I love being a mom. The one most significant, life-changing event that has occurred over the course of my life is having a kid. Our beautiful daughter is now on the cusp of starting a new adventure. Next Monday, we head out to California where she will be attending college. We’re so proud of her, and I can’t wait to hear about how she likes her classes and professors, the new friends she’s making, and how she’s adjusting to campus life.
On the other hand, I feel as though I’m on a roller coaster of emotions. One minute, I’m thrilled for her, like when we’re out shopping for her dorm room. And then, I have a momentary lapse in grief, this overwhelming sense of panic that she’s really leaving the nest. I realize that my part is naturally diminishing. I remind myself that she is ready to fly and so very excited about going away to college. I think about how fun it will be starting the next chapter of her life.
One of the most important things that being a mom has taught me is unconditional love. Seriously, there’s nothing our daughter could do that would make me love her less. I also think of unconditional love as something that’s not earned, but given freely. My daughter and I have a very close relationship, and so saying good-bye is going to be especially hard. She in turn has been grieving the loss of her friends, whom she claims are the best friends in the world. I have fond memories of our daughter and her good friend, Sophia, dancing at many a competition. Sophia’s mom and I lamented the strict rehearsal schedule and all the crazy driving back and forth between rehearsals and competitions. Our daughter worries whether she’ll be able to find friends as amazing and supportive as the ones she’s had over the past couple of years in high school. I have no doubt that she’ll make new friends in college and will simply expand the circle. But she understands that things change when you go away and are moving in different directions.

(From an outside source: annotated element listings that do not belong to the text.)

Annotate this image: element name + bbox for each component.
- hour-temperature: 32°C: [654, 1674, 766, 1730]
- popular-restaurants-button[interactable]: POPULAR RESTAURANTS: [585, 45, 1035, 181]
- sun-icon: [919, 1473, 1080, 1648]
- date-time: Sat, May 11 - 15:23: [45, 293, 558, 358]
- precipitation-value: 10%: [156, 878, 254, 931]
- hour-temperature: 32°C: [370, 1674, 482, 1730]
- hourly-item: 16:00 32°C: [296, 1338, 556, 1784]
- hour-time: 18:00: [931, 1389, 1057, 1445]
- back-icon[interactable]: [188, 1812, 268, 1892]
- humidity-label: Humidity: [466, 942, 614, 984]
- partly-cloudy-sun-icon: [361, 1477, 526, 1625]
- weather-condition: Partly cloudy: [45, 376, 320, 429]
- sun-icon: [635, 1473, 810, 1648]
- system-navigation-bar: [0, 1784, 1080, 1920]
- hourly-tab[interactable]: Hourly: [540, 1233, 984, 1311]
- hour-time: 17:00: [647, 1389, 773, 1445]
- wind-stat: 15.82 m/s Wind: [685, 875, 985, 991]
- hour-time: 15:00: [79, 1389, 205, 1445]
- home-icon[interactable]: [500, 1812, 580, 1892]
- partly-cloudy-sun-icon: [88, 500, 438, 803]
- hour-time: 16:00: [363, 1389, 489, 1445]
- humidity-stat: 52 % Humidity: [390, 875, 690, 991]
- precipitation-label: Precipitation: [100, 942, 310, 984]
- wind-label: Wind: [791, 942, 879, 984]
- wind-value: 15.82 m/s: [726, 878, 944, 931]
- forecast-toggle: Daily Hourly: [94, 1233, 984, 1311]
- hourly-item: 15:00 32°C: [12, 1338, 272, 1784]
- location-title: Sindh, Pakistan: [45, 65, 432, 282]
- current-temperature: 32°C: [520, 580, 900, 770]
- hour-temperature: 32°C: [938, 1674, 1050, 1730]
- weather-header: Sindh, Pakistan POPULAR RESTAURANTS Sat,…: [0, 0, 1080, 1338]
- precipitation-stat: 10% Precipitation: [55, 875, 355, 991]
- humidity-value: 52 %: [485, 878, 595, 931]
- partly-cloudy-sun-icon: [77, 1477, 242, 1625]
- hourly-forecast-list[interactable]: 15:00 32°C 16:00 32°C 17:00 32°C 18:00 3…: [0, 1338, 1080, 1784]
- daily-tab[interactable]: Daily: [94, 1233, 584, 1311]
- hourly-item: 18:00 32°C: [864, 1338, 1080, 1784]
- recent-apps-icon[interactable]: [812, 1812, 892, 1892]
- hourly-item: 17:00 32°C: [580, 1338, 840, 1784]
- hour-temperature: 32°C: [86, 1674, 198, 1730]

Being a parent has been the one thing I think I’ve done most successfully (not that it’s completely over yet). Parenting has taught me so much. It’s increased my sense of intuition and ability to have deeper relationships with others. It’s made me wiser and more empathetic. It’s made me appreciative of my own mother, my adoptive mother whom I had a turbulent relationship with. I learned to forgive my mother and realized that despite her shortcomings, she loved me and was parenting the only way she knew how. Being a mom has brought more joy than I could ever express in words. I’m grateful that we have shared such an intimate relationship and that it’s markedly different than the relationship I had with my adoptive mom. It’s scary how alike my daughter and I are in our interests and opinions. It’s also scary how I’ve passed down to her some of my most negative attributes. She is her own person, however. Strong, independent, and kind.
As I move forward into the next phase of my life (as an empty-nester), there are many things I hope to accomplish. We are experiencing much change, so much that it makes my head swim at times (moving, the prospect of starting another new job). I have had hopes for a long time to visit two other adult adoptees who were adopted from the same orphanage in Taipei. One lives in Kentucky and the other out East. Unfortunately, my plans always get sidetracked for one reason or another. One day I will make it happen. I want to go back to Taipei and visit my birthfamily. This, too, is always sidetracked. I’ve tossed around the idea of writing some kind of book about my adoption/reunion with my birthfamily. So many adoptees have done this, however, and I don’t want to just write another memoir or book on international adoption. These days, videos and podcasts featuring adoptees are becoming increasingly popular. I feel that I’m too old to start something like that, but perhaps I have the wrong perspective. I have a dream to work in orphan care, but not the kind you think. My hope is that one day, there will be no orphanages and that children will be fostered or adopted within their own countries. There is much work to be done on this front.
For now, it’s time to send our daughter off to college. Wow, it’s been the adventure of a lifetime raising our daughter. So many memories of the past 18 years come flooding back. Some say it gets better as time goes on. Others disagree. I tend to think that it really depends on the individual parent and their own internal process. Those first few months are gonna be tough. There is no doubt about that. I am so proud of the woman my daughter is and is yet to become. California here we come.